Travis AFB chosen to house evacuees
As the United States continues to respond to the coronavirus outbreak that was first identified in China and has spread as far as the U.S., four military bases — including Travis — were selected to house individuals who were evacuated while traveling overseas due to the virus.
According to a Travis Air Force Base Facebook post, the base was selected to assist the Department of Health and Human Services at the request of Defense Secretary Mark Esper to provide housing for at least 250 people at four different Department of Defense installations through Feb. 29.
According to a Twitter post by Jonathan Rath Hoffman, Esper’s public affairs assistant, the other three bases were the Marine Corps Air Station Miramar in San Diego, Lackland Air Force Base in Texas and the 168th Regiment Regional Training Institute in Colorado.
“The department’s primary responsibility is the safety of our force, our families and our base communities,” Hoffman wrote.
Evacuees at Travis will be housed at the Westwind Inn hotel, base officials wrote. The base would also establish a safety cordon away from residential housing to guarantee that the evacuees may have privacy and that the health and welfare of the Travis base community can be protected.
Base officials wrote that
Health and Human Services personnel would be responsible for the care, security and transportation of the evacuees during the quarantine period and that Travis airmen and personnel would not have any direct contact with the evacuees. Likewise, evacuees will remain in their assigned housing and not have access to anywhere else on the base.
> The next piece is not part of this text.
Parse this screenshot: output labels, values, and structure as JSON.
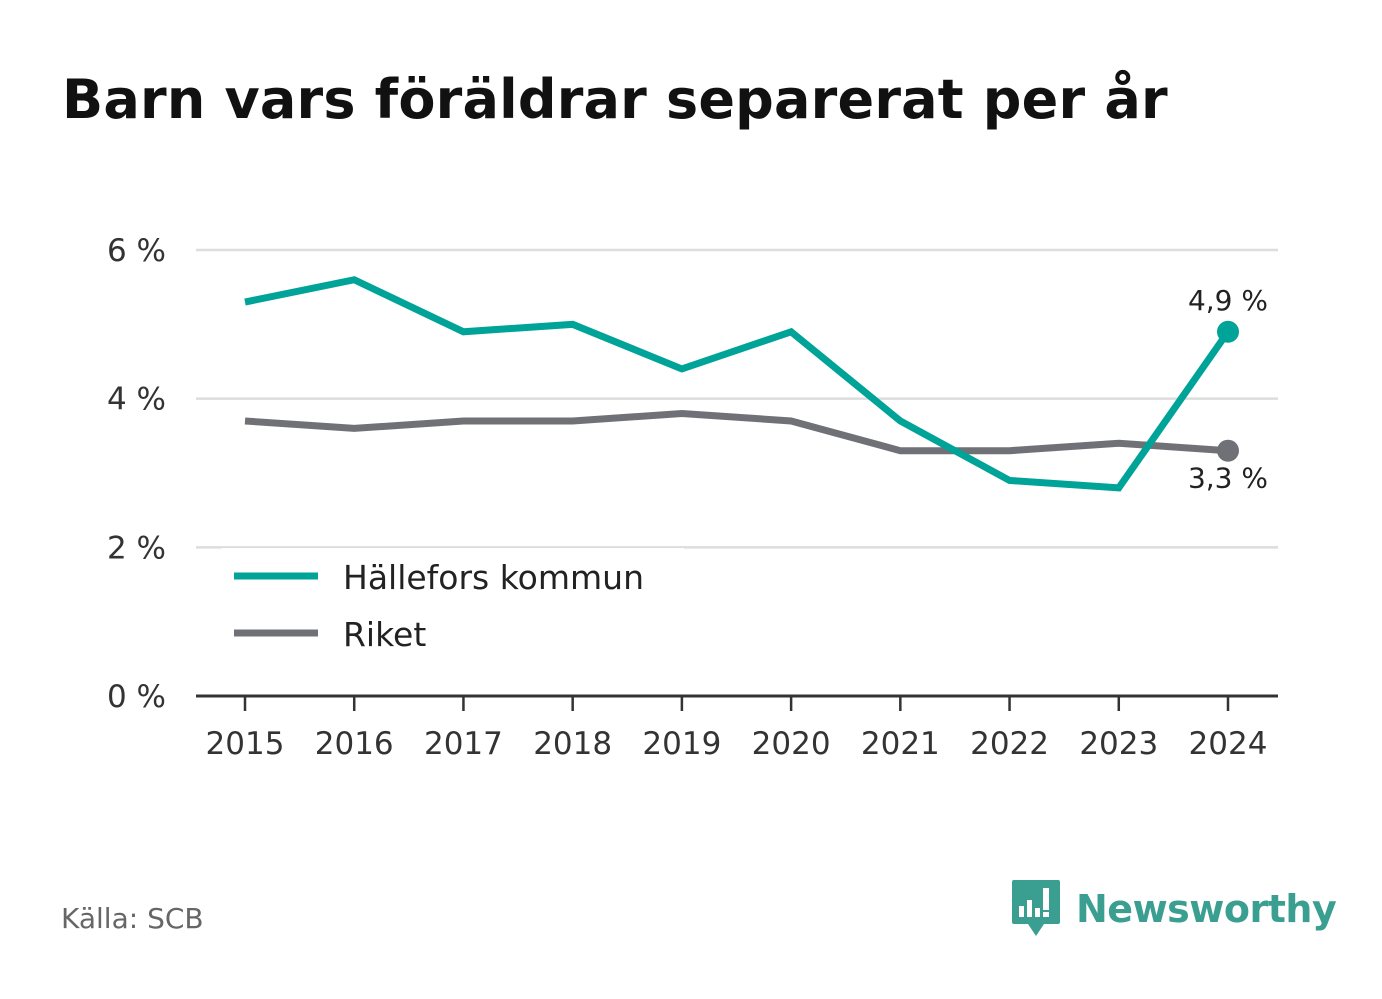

Evacuees have not necessarily been infected or exhibited signs of the illness from the coronavirus but were in the region surrounding Wuhan, China during the outbreak and are undergoing testing for symptoms.
The base also noted that individuals currently staying at the Westwind Inn were being contacted and accommodated for alternate arrangements. Future reservations, including temporary lodging, would be redirected. A reopening date has not yet been announced. In the meantime, the base advises anyone heading to stay at Travis or has a concern about their lodging situation to contact their unit sponsor or chain of command.
The base declined to comment further as it was not the lead agency handling the response. A spokesperson for the Health and Human Services department did not respond by press time.
The most recent coronavirus outbreak, designated as 2019-nCoV, was first identified in Wuhan in late 2019. As of Monday, at least 11 cases had been confirmed in the U.S., including four in Northern California.
On Friday, the Centers for Disease Control and Prevention announced that it had issued a federal twoweek quarantine for 195 individuals evacuated from the province of Hubei. Additionally, the Department of Homeland Security has announced that flights may be rerouted to one of 20 U.S. airports for screenings if officials discover in the middle of a flight that a passenger has been in China in the last 14 days.